In addition, we established the Receiver Operating Characteristic (ROC) plot using the scikit-lean [33] Python library to calculate the true positive rates, the false positive rates, and the Area Under the Curve (AUC) from the raw scores of the different variant predictors. For SWAAT, we used the class probability score to perform the same calculation.

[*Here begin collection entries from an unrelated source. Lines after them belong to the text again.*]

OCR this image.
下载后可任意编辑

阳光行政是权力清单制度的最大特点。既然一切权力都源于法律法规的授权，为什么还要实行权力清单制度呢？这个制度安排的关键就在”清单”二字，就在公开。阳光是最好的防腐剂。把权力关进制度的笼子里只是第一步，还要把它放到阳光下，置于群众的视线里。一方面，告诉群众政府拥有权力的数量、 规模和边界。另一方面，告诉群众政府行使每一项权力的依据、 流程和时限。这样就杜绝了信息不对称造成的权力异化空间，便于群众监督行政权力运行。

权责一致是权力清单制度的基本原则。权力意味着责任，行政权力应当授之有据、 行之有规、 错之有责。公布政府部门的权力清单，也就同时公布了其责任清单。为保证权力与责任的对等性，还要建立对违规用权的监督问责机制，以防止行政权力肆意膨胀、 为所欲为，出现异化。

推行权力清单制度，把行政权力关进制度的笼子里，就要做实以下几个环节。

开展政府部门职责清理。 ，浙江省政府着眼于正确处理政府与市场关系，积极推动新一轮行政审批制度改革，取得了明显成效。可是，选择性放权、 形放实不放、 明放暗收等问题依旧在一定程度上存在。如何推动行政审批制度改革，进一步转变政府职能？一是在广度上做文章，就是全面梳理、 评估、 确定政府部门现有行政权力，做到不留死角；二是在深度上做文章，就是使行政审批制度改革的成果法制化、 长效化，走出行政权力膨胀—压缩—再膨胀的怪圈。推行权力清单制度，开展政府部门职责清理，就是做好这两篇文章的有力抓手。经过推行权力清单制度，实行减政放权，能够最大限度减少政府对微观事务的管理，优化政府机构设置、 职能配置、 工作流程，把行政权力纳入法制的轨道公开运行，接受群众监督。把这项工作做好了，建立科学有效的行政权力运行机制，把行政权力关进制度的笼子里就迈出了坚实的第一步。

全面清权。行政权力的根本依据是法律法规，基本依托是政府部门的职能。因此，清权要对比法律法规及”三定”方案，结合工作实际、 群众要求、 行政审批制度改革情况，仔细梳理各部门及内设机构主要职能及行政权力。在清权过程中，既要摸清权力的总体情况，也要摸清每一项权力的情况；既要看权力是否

2.4. Dependencies for Working with SWAAT

SWAAT was built and tested on version 20.10.0 of Nextflow [41]. To run the main workflow, certain requirements should be satisfied. The user must have version 3 of Python with installed modules Pandas, Numpy Matplotlib, Bokeh, and biopython [42]. Several other software must be installed and added to the path, including freesasa [43], FoldX [44], EnCoM [45], and stride [46]. These dependencies are required to run the annotation workflow. PRODRES pipline (https://github.com/ElofssonLab/PRODRES, accessed on the 2 February 2022) is required to calculate the PSSMs of the protein sequences to annotate during the preparation process used by the auxiliary workflow. SWAAT uses pre-mapped coordinates data of the genetic positions with their corresponding amino acid positions. The mapping was performed using the Transvar tool [47] running within the auxiliary workflow. The latter screens the amino acids of the canonical protein reference sequence and extracts the genomic positions of their corresponding DNA codons. We have implemented a series of quality check routines in the Python code (prot2genCoor.py) that runs this process to ensure reliability. SWAAT uses GRCh37 assembly to report on the genomic coordinates.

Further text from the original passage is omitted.